I’ve been trying to figure out what exactly wasn’t quite right about the racing scenes — other than the gimmicky angles and strange lack of energy — and think it has something to do with the sense of smallness that pervaded the movie. Everything about the story — the low stakes, the settings, even Secretariat — came off as minor and incidental. Nothing was ever truly at risk.

I did appreciate one touch of authenticity. When Lucien Laurin returns to his car after meeting Chenery for the first time, he pulls from his trunk a book and flips to an ad for The Meadow. He’s looking at the “Blood-Horse Gold Anniversary Edition,” published in 1967; the ad appears on page 488.

Ad for the Meadow from 1966

10/12/10 Addendum: Bill Doolittle nails one thing the movie did well: “The movie isn’t just true to the tale, it’s true to the turf, getting just right the special dynamic that exists between the people of horse racing — the trainers and owners and jockeys and fans — and the horses.”

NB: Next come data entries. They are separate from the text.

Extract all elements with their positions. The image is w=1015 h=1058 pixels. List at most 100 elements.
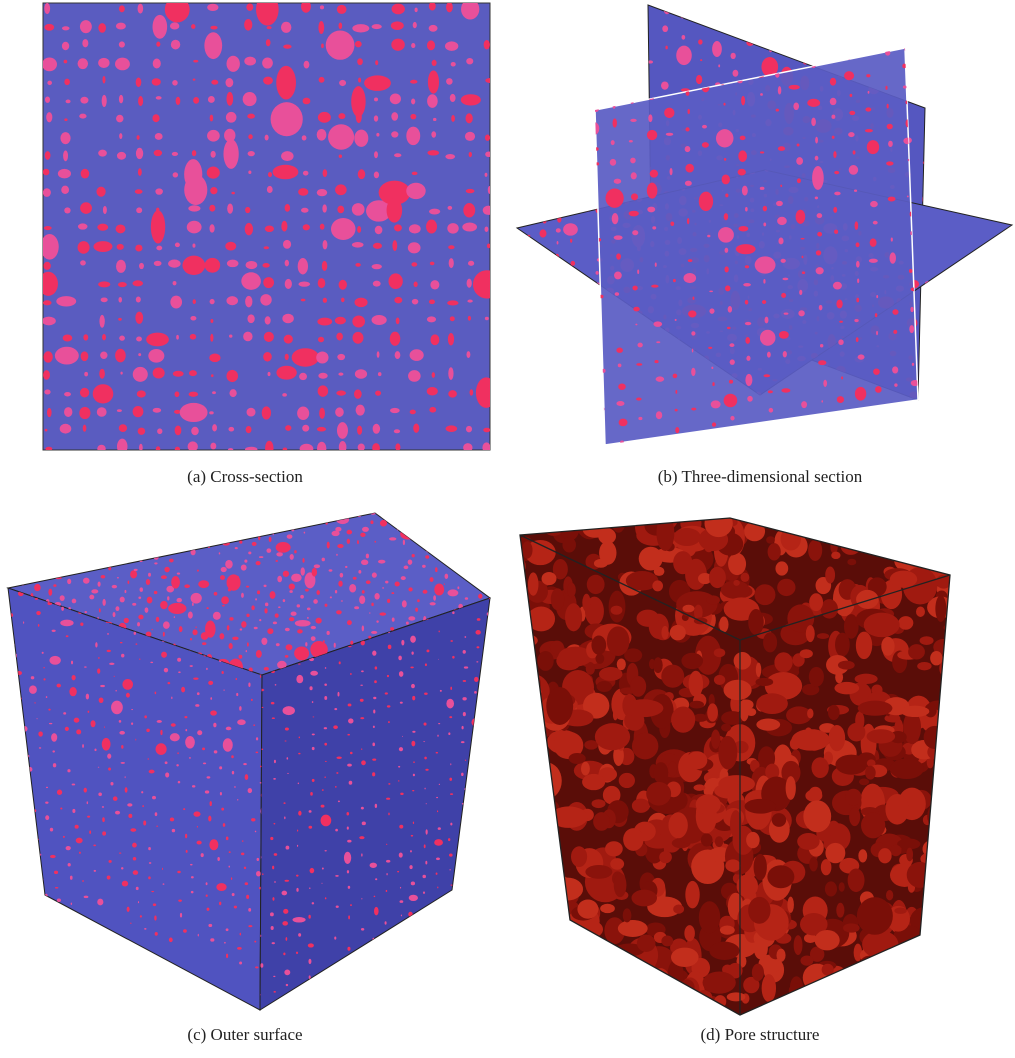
pore	[71, 661, 73, 665]
pore	[324, 684, 327, 686]
pore	[401, 914, 402, 916]
pore	[89, 830, 91, 834]
pore	[155, 812, 158, 816]
pore	[936, 950, 947, 968]
pore	[482, 442, 490, 452]
pore	[322, 867, 324, 869]
pore	[802, 271, 805, 274]
pore	[154, 915, 156, 920]
pore	[461, 741, 465, 743]
pore	[263, 277, 274, 288]
pore	[910, 307, 913, 312]
pore	[427, 316, 436, 322]
pore	[138, 168, 142, 176]
pore	[754, 854, 767, 881]
pore	[388, 783, 390, 785]
pore	[935, 595, 946, 622]
pore	[275, 684, 277, 685]
pore	[943, 887, 956, 901]
pore	[298, 664, 301, 665]
pore	[375, 60, 378, 65]
pore	[542, 572, 557, 585]
pore	[450, 884, 452, 885]
pore	[489, 705, 491, 707]
pore	[856, 298, 859, 303]
pore	[313, 599, 318, 604]
pore	[921, 523, 933, 536]
pore	[854, 319, 858, 322]
pore	[518, 963, 525, 978]
pore	[260, 782, 262, 783]
pore	[130, 923, 131, 924]
pore	[843, 923, 860, 932]
pore	[183, 929, 187, 932]
pore	[374, 680, 377, 683]
pore	[267, 186, 273, 193]
pore	[520, 860, 531, 872]
pore	[577, 899, 598, 918]
pore	[153, 15, 168, 39]
pore	[283, 909, 288, 914]
pore	[386, 952, 387, 954]
pore	[337, 544, 343, 548]
pore	[154, 591, 158, 594]
pore	[274, 823, 276, 824]
pore	[134, 569, 138, 571]
pore	[476, 377, 497, 408]
pore	[803, 800, 831, 832]
pore	[924, 726, 946, 749]
pore	[126, 693, 130, 698]
pore	[906, 996, 920, 1005]
caption: (d) Pore structure	[701, 1025, 820, 1044]
pore	[587, 575, 605, 594]
pore	[377, 351, 380, 358]
pore	[903, 85, 907, 88]
pore	[618, 383, 626, 390]
pore	[122, 881, 128, 887]
pore	[561, 921, 574, 927]
pore	[113, 612, 116, 617]
pore	[800, 649, 813, 658]
pore	[898, 616, 913, 630]
pore	[213, 612, 221, 620]
pore	[206, 668, 208, 670]
pore	[390, 408, 400, 413]
pore	[168, 260, 181, 268]
pore	[117, 577, 119, 579]
pore	[197, 826, 198, 828]
pore	[724, 213, 728, 220]
pore	[723, 680, 751, 700]
pore	[349, 781, 353, 785]
pore	[410, 410, 416, 415]
pore	[534, 933, 553, 949]
pore	[782, 278, 788, 281]
pore	[835, 995, 860, 1008]
pore	[991, 324, 997, 328]
pore	[936, 751, 948, 763]
pore	[35, 825, 37, 827]
pore	[636, 398, 642, 401]
pore	[321, 815, 332, 827]
pore	[262, 406, 271, 419]
pore	[64, 60, 68, 64]
pore	[446, 544, 449, 550]
pore	[449, 537, 454, 543]
pore	[240, 628, 243, 630]
pore	[890, 252, 896, 263]
pore	[797, 833, 819, 850]
pore	[513, 689, 522, 700]
pore	[668, 812, 687, 838]
pore	[745, 265, 749, 268]
pore	[94, 870, 96, 872]
pore	[373, 424, 380, 434]
pore	[483, 428, 490, 433]
pore	[89, 595, 94, 600]
pore	[212, 424, 217, 431]
pore	[193, 60, 198, 63]
pore	[815, 197, 818, 200]
pore	[227, 260, 239, 268]
pore	[873, 368, 880, 374]
pore	[45, 429, 48, 432]
pore	[67, 769, 70, 772]
pore	[673, 374, 678, 379]
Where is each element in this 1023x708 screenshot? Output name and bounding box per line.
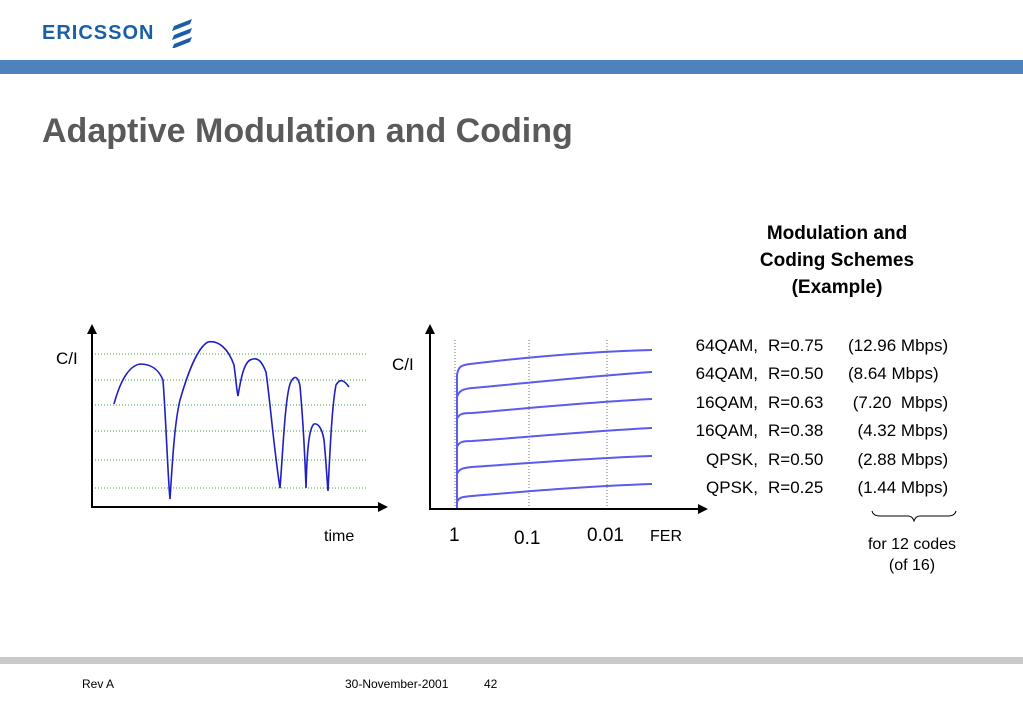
brace-icon [871, 510, 957, 523]
threshold-gridlines [92, 353, 368, 489]
y-axis-arrow [425, 324, 435, 334]
mcs-bitrate: (12.96 Mbps) [848, 336, 949, 355]
mcs-rate: R=0.63 [768, 392, 824, 412]
mcs-rate: R=0.50 [768, 449, 824, 469]
fer-tick-0.01: 0.01 [587, 525, 624, 546]
mcs-heading-line: Modulation and [766, 223, 908, 244]
mcs-row: QPSK, R=0.50 (2.88 Mbps) [692, 446, 958, 474]
mcs-heading: Modulation and Coding Schemes (Example) [732, 220, 942, 301]
mcs-list: 64QAM, R=0.75 (12.96 Mbps) 64QAM, R=0.50… [692, 332, 958, 502]
mcs-modulation: 16QAM, [695, 392, 758, 412]
left-xlabel: time [324, 528, 354, 545]
logo-text: ERICSSON [42, 21, 155, 44]
x-axis-arrow [698, 504, 708, 514]
mcs-bitrate: (2.88 Mbps) [848, 449, 949, 469]
ericsson-logo: ERICSSON [42, 18, 196, 48]
mcs-modulation: QPSK, [706, 449, 758, 469]
mcs-modulation: 64QAM, [695, 364, 758, 384]
codes-note: for 12 codes (of 16) [852, 534, 972, 576]
slide-title: Adaptive Modulation and Coding [42, 112, 573, 150]
x-axis-arrow [378, 502, 388, 512]
codes-note-line: for 12 codes [867, 536, 957, 553]
mcs-fer-curves [456, 349, 653, 508]
mcs-curve-16qam-063 [456, 398, 653, 508]
mcs-curve-64qam-075 [456, 349, 653, 508]
cir-signal-curve [113, 340, 350, 500]
footer-bar [0, 657, 1023, 664]
mcs-rate: R=0.38 [768, 421, 824, 441]
mcs-row: 64QAM, R=0.50 (8.64 Mbps) [692, 360, 958, 388]
ericsson-logo-icon [172, 19, 193, 48]
mcs-rate: R=0.25 [768, 478, 824, 498]
header-bar [0, 60, 1023, 74]
mcs-bitrate: (4.32 Mbps) [848, 421, 949, 441]
mcs-bitrate: (7.20 Mbps) [848, 392, 949, 412]
fer-tick-0.1: 0.1 [514, 528, 540, 549]
mcs-curve-16qam-038 [456, 427, 653, 508]
mcs-heading-line: Coding Schemes [759, 250, 915, 271]
fer-vs-cir-chart: C/I 1 0.1 0.01 FER [392, 324, 708, 549]
mcs-bitrate: (8.64 Mbps) [848, 364, 939, 384]
mcs-rate: R=0.50 [768, 364, 824, 384]
mcs-row: 16QAM, R=0.38 (4.32 Mbps) [692, 417, 958, 445]
mcs-curve-qpsk-050 [456, 455, 653, 508]
left-ylabel: C/I [56, 349, 78, 368]
codes-note-line: (of 16) [888, 557, 936, 574]
mcs-curve-64qam-050 [456, 371, 653, 508]
mcs-curve-qpsk-025 [456, 483, 653, 508]
mcs-row: 64QAM, R=0.75 (12.96 Mbps) [692, 332, 958, 360]
footer-revision: Rev A [82, 677, 115, 691]
mcs-row: 16QAM, R=0.63 (7.20 Mbps) [692, 389, 958, 417]
fer-tick-1: 1 [449, 525, 460, 546]
cir-over-time-chart: C/I time [56, 324, 388, 545]
mcs-bitrate: (1.44 Mbps) [848, 478, 949, 498]
right-xlabel: FER [650, 528, 682, 545]
mcs-modulation: 64QAM, [695, 336, 758, 355]
mcs-modulation: 16QAM, [695, 421, 758, 441]
footer-date: 30-November-2001 [345, 677, 449, 691]
footer-page-number: 42 [484, 677, 498, 691]
right-ylabel: C/I [392, 355, 414, 374]
y-axis-arrow [87, 324, 97, 334]
mcs-modulation: QPSK, [706, 478, 758, 498]
mcs-row: QPSK, R=0.25 (1.44 Mbps) [692, 474, 958, 502]
mcs-rate: R=0.75 [768, 336, 824, 355]
mcs-heading-line: (Example) [791, 277, 883, 298]
fer-gridlines [454, 340, 608, 508]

10/15/10 Addendum: But Steve Davidowitz expresses more of my feeling re: the movie, days after viewing: “At the bottom line, those of us who love racing for the uniqueness of its champion horses and for its beautiful venues and for the sheer pleasure of playing the best game man has ever invented, will have to swallow down hard to go with the flow of this distorted, over hyped waste of a great cinematic opportunity.”

Secretariat Subtexts

Andrew O’Herir enjoyed “Secretariat,” but that:

… doesn’t stop me from believing that in its totality “Secretariat” is a work of creepy, half-hilarious master-race propaganda almost worthy of Leni Riefenstahl, and all the more effective because it presents as a family-friendly yarn about a nice lady and her horse.

His review drew a reply from Roger Ebert, who gave “Secretariat” four stars:

I myself have written insane reviews. It happens.

O’Herir’s political reading is outlandish, Ebert’s lengthy response indignant. And personal? The critic is a great friend of Secretariat biographer Bill Nack.

10/10/10 Update: O’Herir responds. He was being intentionally outrageous!

Taking Liberties

Steve Haskin catalogs the various solecisms of “Secretariat,” including:

Penny, Lucien, and groom Eddie Sweat being in the stall for Secretariat’s birth was way too Hollywood and over the top, and was too far removed from reality for even a Disney movie; as was the jockeys for Secretariat’s first race at (“Aqueduct”) mounting and dismounting their horses in the backstretch (filmed at Evangeline Downs), directly outside the barn. That’s something you’d see in a low budget 1930’s movie. Also, the shot of Penny, Lucien, and Sweat dancing and hip-bumping and Penny washing down Secretariat with no one holding the horse were a bit too much, as was Eddie Sweat standing on the track on the eve of the big race, shouting to the heavens about what the world was about to see.

On the positive side: The “kinetic” racing scenes draw Haskin’s raves.